Factor a trinomial, special cases

Trinomials of the form ax^2+bx+c where a\ne1

A trinomial where a\ne 1 can be difficult to factor. In grade 11 pre-calc, you are required to factor any trinomial of the form ax^2+bx+c. In grade 10, we need only consider three special cases.

Remember that not all trinomials factor nicely with integers. All the examples here are chosen because they do factor nicely with integers.

Special case 1: No constant term (officially a binomial…).

    \[4x^2-16x\]

The highest common factor of these two terms is 4x.

    \begin{align*}&4x^2-16x\\[10pt]=&4x(x-4)\end{align}

Special case 2: A common factor between all three terms

    \[2x^2-10x+8\]

First we notice that 2 divides all three terms.

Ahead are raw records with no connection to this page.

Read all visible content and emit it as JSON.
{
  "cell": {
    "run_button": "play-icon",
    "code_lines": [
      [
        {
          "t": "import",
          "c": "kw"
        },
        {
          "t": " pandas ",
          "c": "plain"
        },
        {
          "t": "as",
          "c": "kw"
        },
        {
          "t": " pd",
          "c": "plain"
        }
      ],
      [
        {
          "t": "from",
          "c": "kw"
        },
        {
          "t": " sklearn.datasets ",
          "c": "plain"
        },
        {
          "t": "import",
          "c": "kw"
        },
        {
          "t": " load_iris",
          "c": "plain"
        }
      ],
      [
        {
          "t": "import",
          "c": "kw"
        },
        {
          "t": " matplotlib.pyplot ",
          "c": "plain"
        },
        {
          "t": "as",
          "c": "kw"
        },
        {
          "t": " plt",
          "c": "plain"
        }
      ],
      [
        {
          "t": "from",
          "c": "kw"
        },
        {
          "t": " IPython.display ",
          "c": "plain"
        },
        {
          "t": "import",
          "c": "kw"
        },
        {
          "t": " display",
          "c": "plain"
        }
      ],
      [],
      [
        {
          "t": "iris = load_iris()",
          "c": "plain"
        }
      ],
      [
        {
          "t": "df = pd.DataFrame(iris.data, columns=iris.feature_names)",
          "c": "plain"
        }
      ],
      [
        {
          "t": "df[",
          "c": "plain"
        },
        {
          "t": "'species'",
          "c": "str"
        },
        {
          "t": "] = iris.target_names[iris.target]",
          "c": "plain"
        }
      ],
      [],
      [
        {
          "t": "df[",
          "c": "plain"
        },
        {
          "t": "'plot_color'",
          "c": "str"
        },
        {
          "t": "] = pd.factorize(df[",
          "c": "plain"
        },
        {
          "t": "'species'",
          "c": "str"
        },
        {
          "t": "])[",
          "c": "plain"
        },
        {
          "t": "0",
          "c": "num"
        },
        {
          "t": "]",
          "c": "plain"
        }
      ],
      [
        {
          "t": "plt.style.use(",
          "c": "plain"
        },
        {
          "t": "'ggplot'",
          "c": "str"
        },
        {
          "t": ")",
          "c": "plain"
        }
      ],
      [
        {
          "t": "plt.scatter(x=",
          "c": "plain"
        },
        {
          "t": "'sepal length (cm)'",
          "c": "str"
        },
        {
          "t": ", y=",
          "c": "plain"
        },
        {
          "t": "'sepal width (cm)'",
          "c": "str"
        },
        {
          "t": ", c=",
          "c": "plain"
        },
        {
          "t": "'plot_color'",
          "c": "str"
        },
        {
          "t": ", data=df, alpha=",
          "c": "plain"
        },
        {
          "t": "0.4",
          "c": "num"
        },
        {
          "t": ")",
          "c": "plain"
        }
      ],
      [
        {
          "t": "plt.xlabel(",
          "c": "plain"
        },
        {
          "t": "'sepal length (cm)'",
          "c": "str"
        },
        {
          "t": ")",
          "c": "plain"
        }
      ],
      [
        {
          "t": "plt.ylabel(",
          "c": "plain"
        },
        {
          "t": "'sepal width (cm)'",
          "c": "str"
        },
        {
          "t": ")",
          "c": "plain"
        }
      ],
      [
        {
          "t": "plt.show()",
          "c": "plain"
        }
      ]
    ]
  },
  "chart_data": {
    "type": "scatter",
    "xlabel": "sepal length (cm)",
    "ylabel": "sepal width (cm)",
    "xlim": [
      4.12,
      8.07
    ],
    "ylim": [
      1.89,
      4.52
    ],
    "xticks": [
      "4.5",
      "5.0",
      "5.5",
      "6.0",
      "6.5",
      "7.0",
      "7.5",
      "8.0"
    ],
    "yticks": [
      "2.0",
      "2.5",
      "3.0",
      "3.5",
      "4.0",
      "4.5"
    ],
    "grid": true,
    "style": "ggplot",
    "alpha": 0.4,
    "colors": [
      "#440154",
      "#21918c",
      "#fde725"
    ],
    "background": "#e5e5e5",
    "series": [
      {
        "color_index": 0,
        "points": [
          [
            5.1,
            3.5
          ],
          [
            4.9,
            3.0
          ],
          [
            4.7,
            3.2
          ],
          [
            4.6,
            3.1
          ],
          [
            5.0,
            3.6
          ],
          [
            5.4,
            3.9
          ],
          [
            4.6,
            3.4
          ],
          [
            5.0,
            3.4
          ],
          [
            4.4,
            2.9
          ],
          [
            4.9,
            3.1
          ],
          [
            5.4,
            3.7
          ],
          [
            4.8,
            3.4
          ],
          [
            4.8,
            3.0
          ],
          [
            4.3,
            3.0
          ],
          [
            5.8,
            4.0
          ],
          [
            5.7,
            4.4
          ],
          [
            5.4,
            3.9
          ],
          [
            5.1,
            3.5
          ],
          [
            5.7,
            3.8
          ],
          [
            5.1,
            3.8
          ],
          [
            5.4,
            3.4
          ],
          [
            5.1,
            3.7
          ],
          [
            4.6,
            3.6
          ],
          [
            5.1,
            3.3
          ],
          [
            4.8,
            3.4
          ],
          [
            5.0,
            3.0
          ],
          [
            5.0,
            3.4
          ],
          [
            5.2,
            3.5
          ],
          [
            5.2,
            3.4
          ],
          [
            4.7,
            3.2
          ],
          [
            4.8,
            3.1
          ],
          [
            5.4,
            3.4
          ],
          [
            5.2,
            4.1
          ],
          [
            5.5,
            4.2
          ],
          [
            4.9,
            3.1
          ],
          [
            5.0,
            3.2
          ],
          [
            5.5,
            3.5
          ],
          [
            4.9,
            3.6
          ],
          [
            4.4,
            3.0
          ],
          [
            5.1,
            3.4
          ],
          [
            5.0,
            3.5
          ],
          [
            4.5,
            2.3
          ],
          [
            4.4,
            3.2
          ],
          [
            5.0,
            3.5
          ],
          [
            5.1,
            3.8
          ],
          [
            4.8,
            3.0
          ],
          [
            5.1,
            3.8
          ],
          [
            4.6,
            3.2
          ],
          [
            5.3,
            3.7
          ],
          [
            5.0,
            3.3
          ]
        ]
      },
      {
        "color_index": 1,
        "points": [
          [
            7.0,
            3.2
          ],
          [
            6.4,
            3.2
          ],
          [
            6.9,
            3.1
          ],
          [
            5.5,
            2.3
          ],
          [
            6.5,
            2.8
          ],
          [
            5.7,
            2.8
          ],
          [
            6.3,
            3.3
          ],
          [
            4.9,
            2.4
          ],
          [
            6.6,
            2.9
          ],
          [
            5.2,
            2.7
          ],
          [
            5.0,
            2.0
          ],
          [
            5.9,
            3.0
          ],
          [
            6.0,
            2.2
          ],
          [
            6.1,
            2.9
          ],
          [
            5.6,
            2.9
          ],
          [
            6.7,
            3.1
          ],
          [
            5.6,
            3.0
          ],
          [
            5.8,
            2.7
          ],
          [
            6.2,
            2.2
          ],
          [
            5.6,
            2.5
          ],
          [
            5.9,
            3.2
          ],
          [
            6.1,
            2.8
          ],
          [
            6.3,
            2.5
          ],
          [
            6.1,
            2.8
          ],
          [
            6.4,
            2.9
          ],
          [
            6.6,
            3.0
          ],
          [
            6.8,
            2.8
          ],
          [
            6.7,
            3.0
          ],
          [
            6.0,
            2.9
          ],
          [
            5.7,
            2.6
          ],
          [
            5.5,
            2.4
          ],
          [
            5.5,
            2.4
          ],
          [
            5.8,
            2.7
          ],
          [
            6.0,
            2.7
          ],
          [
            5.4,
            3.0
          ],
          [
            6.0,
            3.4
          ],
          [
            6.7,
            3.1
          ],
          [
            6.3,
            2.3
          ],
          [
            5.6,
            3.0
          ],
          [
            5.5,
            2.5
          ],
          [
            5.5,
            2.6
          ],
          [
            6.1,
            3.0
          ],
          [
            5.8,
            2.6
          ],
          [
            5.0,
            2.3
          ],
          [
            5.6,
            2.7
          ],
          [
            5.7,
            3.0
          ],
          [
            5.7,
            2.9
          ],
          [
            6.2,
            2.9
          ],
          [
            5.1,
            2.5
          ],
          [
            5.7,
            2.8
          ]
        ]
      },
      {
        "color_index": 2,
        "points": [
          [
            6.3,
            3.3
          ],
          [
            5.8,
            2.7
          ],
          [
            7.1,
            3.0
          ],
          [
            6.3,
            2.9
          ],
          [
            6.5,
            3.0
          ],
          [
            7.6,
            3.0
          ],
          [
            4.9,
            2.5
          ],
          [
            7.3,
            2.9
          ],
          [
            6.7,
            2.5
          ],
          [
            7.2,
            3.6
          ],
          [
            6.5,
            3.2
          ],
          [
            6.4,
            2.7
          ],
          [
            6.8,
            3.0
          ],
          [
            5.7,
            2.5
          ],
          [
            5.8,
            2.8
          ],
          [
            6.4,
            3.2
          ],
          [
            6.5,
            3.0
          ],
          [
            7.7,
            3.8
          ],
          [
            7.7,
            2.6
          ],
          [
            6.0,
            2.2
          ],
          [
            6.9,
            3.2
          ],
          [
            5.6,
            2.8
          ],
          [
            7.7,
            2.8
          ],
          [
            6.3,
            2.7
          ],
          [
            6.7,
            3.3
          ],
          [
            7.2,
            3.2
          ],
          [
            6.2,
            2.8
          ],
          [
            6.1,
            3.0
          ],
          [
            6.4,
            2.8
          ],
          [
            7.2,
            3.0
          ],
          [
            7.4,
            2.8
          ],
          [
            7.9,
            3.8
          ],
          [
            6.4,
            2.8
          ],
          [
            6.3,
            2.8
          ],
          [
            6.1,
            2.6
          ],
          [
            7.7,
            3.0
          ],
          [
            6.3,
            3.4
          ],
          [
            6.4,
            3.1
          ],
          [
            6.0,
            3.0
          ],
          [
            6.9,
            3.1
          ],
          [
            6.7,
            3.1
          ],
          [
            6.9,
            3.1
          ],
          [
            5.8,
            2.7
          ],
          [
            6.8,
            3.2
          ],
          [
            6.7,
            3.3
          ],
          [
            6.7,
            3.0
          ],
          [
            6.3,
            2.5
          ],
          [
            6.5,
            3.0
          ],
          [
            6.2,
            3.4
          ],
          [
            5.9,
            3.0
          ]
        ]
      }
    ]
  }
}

Let’s factor it out:

    \begin{align*}&2x^2-10x+8\\[10pt]=&2(x^2-5x+4)\end{align}

The trinomial in the brackets has a=1 and so we can factor by finding two numbers that multiply to 4 and add to -5.

    \begin{align*}&2x^2-10x+8\\[10pt]=&2(x^2-5x+4)\\[10pt]=&2(x-4)(x-1)\end{align}

Special case 3: A difference of two squares (also, officially a binomial, not a trinomial).

    \[4x^2-25\]

This example follows the format a^2 - b^2 = (a-b)(a+b)

In this case, a=2x and b=5. Therefore,

    \begin{align*}&4x^2-25\\[10pt]=&(2x-5)(2x+5)\end{align}

Practice:

Geogebra link

A note on names: A trinomial is a polynomial with three terms. A quadrilateral is a polynomial with degree 2, meaning that the highest power of a term is 2 and it has an x^2 term. Quadrilaterals are often trinomials, but not always.